During the drive between tracts I learned that Chuck, who said he was “a 60s surfer-guy from Orange County, California,” worked in the field with Joe Marshall on Botteri’s Sparrows and knew my former next-door office mate, Roger Clapp. We stopped on the return to headquarters at a private residence drive where Chuck showed me a plant he discovered in 1989. The small whip of greenery known as Croton alabamensis var, texensis is a variety of Alabama Croton, a rare shrub confined to none other than Alabama. I thought he was kidding when he laughingly called it the Texabama Croton, but that seems to be its “official” English name.

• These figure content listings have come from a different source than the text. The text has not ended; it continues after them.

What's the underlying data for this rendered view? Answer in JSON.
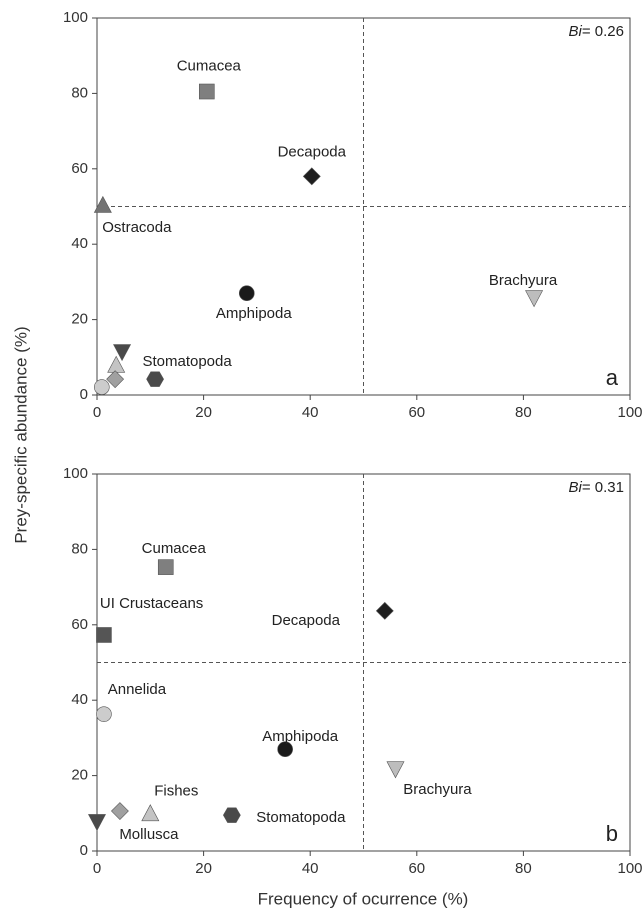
{
  "chart_data": [
    {
      "type": "scatter",
      "panel": "a",
      "annotation": {
        "italic": "Bi",
        "text": "= 0.26"
      },
      "ylabel": "Prey-specific abundance (%)",
      "xlim": [
        0,
        100
      ],
      "xticks": [
        0,
        20,
        40,
        60,
        80,
        100
      ],
      "ylim": [
        0,
        100
      ],
      "yticks": [
        0,
        20,
        40,
        60,
        80,
        100
      ],
      "hlines": [
        50
      ],
      "vlines": [
        50
      ],
      "series": [
        {
          "name": "Cumacea",
          "marker": "square",
          "color": "#7f7f7f",
          "x": [
            20.6
          ],
          "values": [
            80.5
          ]
        },
        {
          "name": "Decapoda",
          "marker": "diamond",
          "color": "#1e1e1e",
          "x": [
            40.3
          ],
          "values": [
            58
          ]
        },
        {
          "name": "Ostracoda",
          "marker": "triangle-up",
          "color": "#737373",
          "x": [
            1.1
          ],
          "values": [
            50.4
          ]
        },
        {
          "name": "Brachyura",
          "marker": "triangle-down",
          "color": "#bdbdbd",
          "x": [
            82
          ],
          "values": [
            25.7
          ]
        },
        {
          "name": "Amphipoda",
          "marker": "circle",
          "color": "#1a1a1a",
          "x": [
            28.1
          ],
          "values": [
            27
          ]
        },
        {
          "name": "Stomatopoda",
          "marker": "hexagon",
          "color": "#4a4a4a",
          "x": [
            10.9
          ],
          "values": [
            4.2
          ]
        },
        {
          "name": null,
          "marker": "triangle-down",
          "color": "#4a4a4a",
          "x": [
            4.7
          ],
          "values": [
            11.4
          ]
        },
        {
          "name": null,
          "marker": "triangle-up",
          "color": "#c4c4c4",
          "x": [
            3.6
          ],
          "values": [
            8
          ]
        },
        {
          "name": null,
          "marker": "diamond",
          "color": "#a0a0a0",
          "x": [
            3.4
          ],
          "values": [
            4.2
          ]
        },
        {
          "name": null,
          "marker": "circle",
          "color": "#cccccc",
          "x": [
            0.9
          ],
          "values": [
            2.1
          ]
        }
      ]
    },
    {
      "type": "scatter",
      "panel": "b",
      "annotation": {
        "italic": "Bi",
        "text": "= 0.31"
      },
      "xlabel": "Frequency of ocurrence (%)",
      "xlim": [
        0,
        100
      ],
      "xticks": [
        0,
        20,
        40,
        60,
        80,
        100
      ],
      "ylim": [
        0,
        100
      ],
      "yticks": [
        0,
        20,
        40,
        60,
        80,
        100
      ],
      "hlines": [
        50
      ],
      "vlines": [
        50
      ],
      "series": [
        {
          "name": "Cumacea",
          "marker": "square",
          "color": "#7f7f7f",
          "x": [
            12.9
          ],
          "values": [
            75.3
          ]
        },
        {
          "name": "UI Crustaceans",
          "marker": "square",
          "color": "#555555",
          "x": [
            1.3
          ],
          "values": [
            57.3
          ]
        },
        {
          "name": "Decapoda",
          "marker": "diamond",
          "color": "#1e1e1e",
          "x": [
            54
          ],
          "values": [
            63.7
          ]
        },
        {
          "name": "Annelida",
          "marker": "circle",
          "color": "#cccccc",
          "x": [
            1.3
          ],
          "values": [
            36.3
          ]
        },
        {
          "name": "Amphipoda",
          "marker": "circle",
          "color": "#1a1a1a",
          "x": [
            35.3
          ],
          "values": [
            27
          ]
        },
        {
          "name": "Brachyura",
          "marker": "triangle-down",
          "color": "#bdbdbd",
          "x": [
            56
          ],
          "values": [
            21.7
          ]
        },
        {
          "name": "Fishes",
          "marker": "triangle-up",
          "color": "#c4c4c4",
          "x": [
            10
          ],
          "values": [
            10
          ]
        },
        {
          "name": "Mollusca",
          "marker": "diamond",
          "color": "#a0a0a0",
          "x": [
            4.3
          ],
          "values": [
            10.6
          ]
        },
        {
          "name": "Stomatopoda",
          "marker": "hexagon",
          "color": "#4a4a4a",
          "x": [
            25.3
          ],
          "values": [
            9.5
          ]
        },
        {
          "name": null,
          "marker": "triangle-down",
          "color": "#4a4a4a",
          "x": [
            0
          ],
          "values": [
            7.7
          ]
        }
      ]
    }
  ]
}
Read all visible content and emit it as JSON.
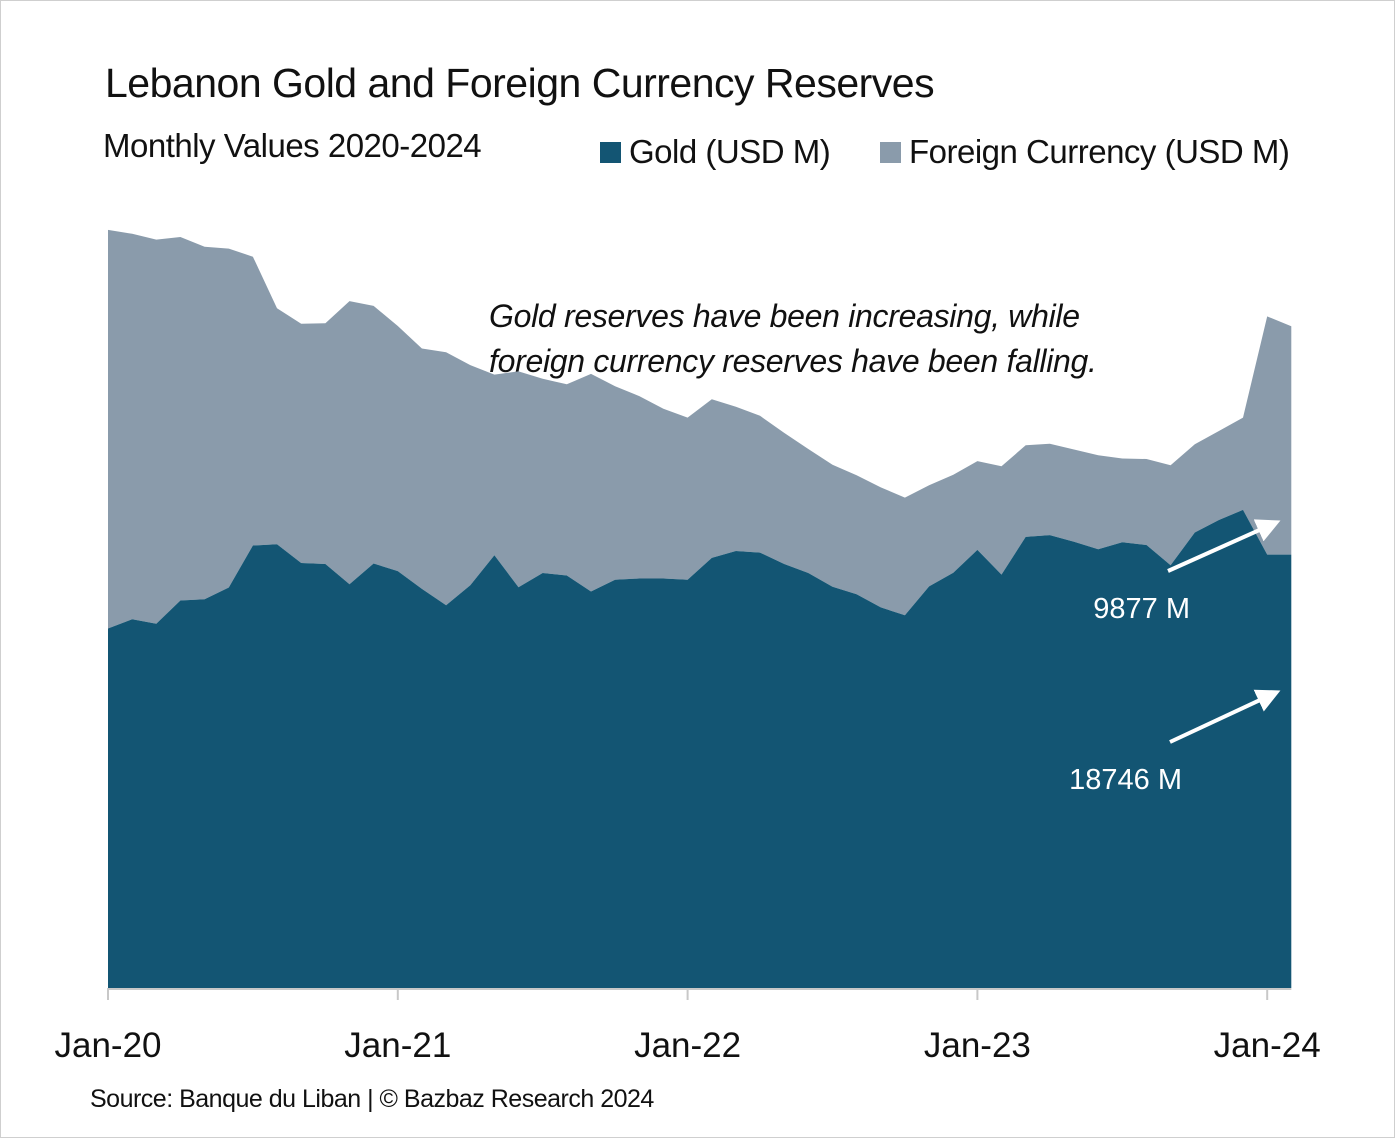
{
  "chart_data": {
    "type": "area",
    "stacked": true,
    "title": "Lebanon Gold and Foreign Currency Reserves",
    "subtitle": "Monthly Values 2020-2024",
    "x": [
      "2020-01",
      "2020-02",
      "2020-03",
      "2020-04",
      "2020-05",
      "2020-06",
      "2020-07",
      "2020-08",
      "2020-09",
      "2020-10",
      "2020-11",
      "2020-12",
      "2021-01",
      "2021-02",
      "2021-03",
      "2021-04",
      "2021-05",
      "2021-06",
      "2021-07",
      "2021-08",
      "2021-09",
      "2021-10",
      "2021-11",
      "2021-12",
      "2022-01",
      "2022-02",
      "2022-03",
      "2022-04",
      "2022-05",
      "2022-06",
      "2022-07",
      "2022-08",
      "2022-09",
      "2022-10",
      "2022-11",
      "2022-12",
      "2023-01",
      "2023-02",
      "2023-03",
      "2023-04",
      "2023-05",
      "2023-06",
      "2023-07",
      "2023-08",
      "2023-09",
      "2023-10",
      "2023-11",
      "2023-12",
      "2024-01",
      "2024-02"
    ],
    "series": [
      {
        "name": "Gold (USD M)",
        "color": "#135573",
        "values": [
          15550,
          15950,
          15750,
          16760,
          16810,
          17320,
          19140,
          19190,
          18380,
          18340,
          17460,
          18360,
          18030,
          17260,
          16550,
          17420,
          18720,
          17330,
          17950,
          17840,
          17150,
          17660,
          17710,
          17710,
          17660,
          18600,
          18900,
          18830,
          18340,
          17950,
          17350,
          17030,
          16460,
          16120,
          17370,
          17960,
          18950,
          17880,
          19510,
          19590,
          19300,
          18980,
          19280,
          19160,
          18280,
          19700,
          20240,
          20680,
          18746,
          18746
        ]
      },
      {
        "name": "Foreign Currency (USD M)",
        "color": "#8a9bab",
        "values": [
          17240,
          16670,
          16620,
          15720,
          15250,
          14660,
          12490,
          10210,
          10350,
          10410,
          12250,
          11140,
          10600,
          10400,
          10950,
          9520,
          7810,
          9340,
          8400,
          8270,
          9410,
          8370,
          7890,
          7340,
          7010,
          6860,
          6240,
          5920,
          5670,
          5360,
          5280,
          5150,
          5190,
          5090,
          4370,
          4240,
          3840,
          4690,
          3960,
          3950,
          3990,
          4060,
          3620,
          3720,
          4330,
          3820,
          3850,
          3990,
          10300,
          9877
        ]
      }
    ],
    "end_labels": [
      "9877 M",
      "18746 M"
    ],
    "annotation": [
      "Gold reserves have been increasing, while",
      "foreign currency reserves have been falling."
    ],
    "x_tick_labels": [
      "Jan-20",
      "Jan-21",
      "Jan-22",
      "Jan-23",
      "Jan-24"
    ],
    "ylim": [
      0,
      33000
    ],
    "grid": false,
    "y_axis_visible": false,
    "legend_placement": "top-right",
    "source": "Source: Banque du Liban | © Bazbaz Research 2024"
  }
}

Failing to negotiate Chuck’s direction to the city center of Austin, I had to back track to find the Town Lake area. Monk Parakeets had nested in the area. I found an old nest heaped over a flood light of a ballpark. The nest and the clean ground below suggested it had been abandoned for considerable time. A passerby, curious about my binoculared attire, asked what I was looking for, and then commented he had seen the birds a week earlier. I searched for an hour before giving up and threading my way to the southern side of the city. Road construction in Austin, as in many rapidly growing cities, offers many unique opportunities for getting lost. As I rushed from light to rush hour light, I wondered why people often underestimate how much travel time is needed to go from A to B. I still do not understand how anyone but perhaps a lead-footed local resident could travel from Austin to the headquarters of Balcones refuge in 45 minutes. I also lamented the fact that so many people, excluding Chuck, have lost the ability to give proper directions, who do not know north from south or names of roads. Linda and I were becoming sadly aware that asking most people under 30 was asking for frustration. Then, we met a birder who planned to be in southern Oregon and was looking for Mountain Quail. We, I hope, told him correctly how to find a remote covey not far from our home. My only difficult time with bad direction in the 60s was trying to drive to Sapsucker Woods at Cornell University. Of course, there was a more recent encounter with a Boston police officer. Dick Banks and I had become lost on our way to the Museum of Comparative Zoology in Cambridge, Massachusetts. I leaned out the car window and asked the officer how to I could get to Harvard University. He said, “Study hard.”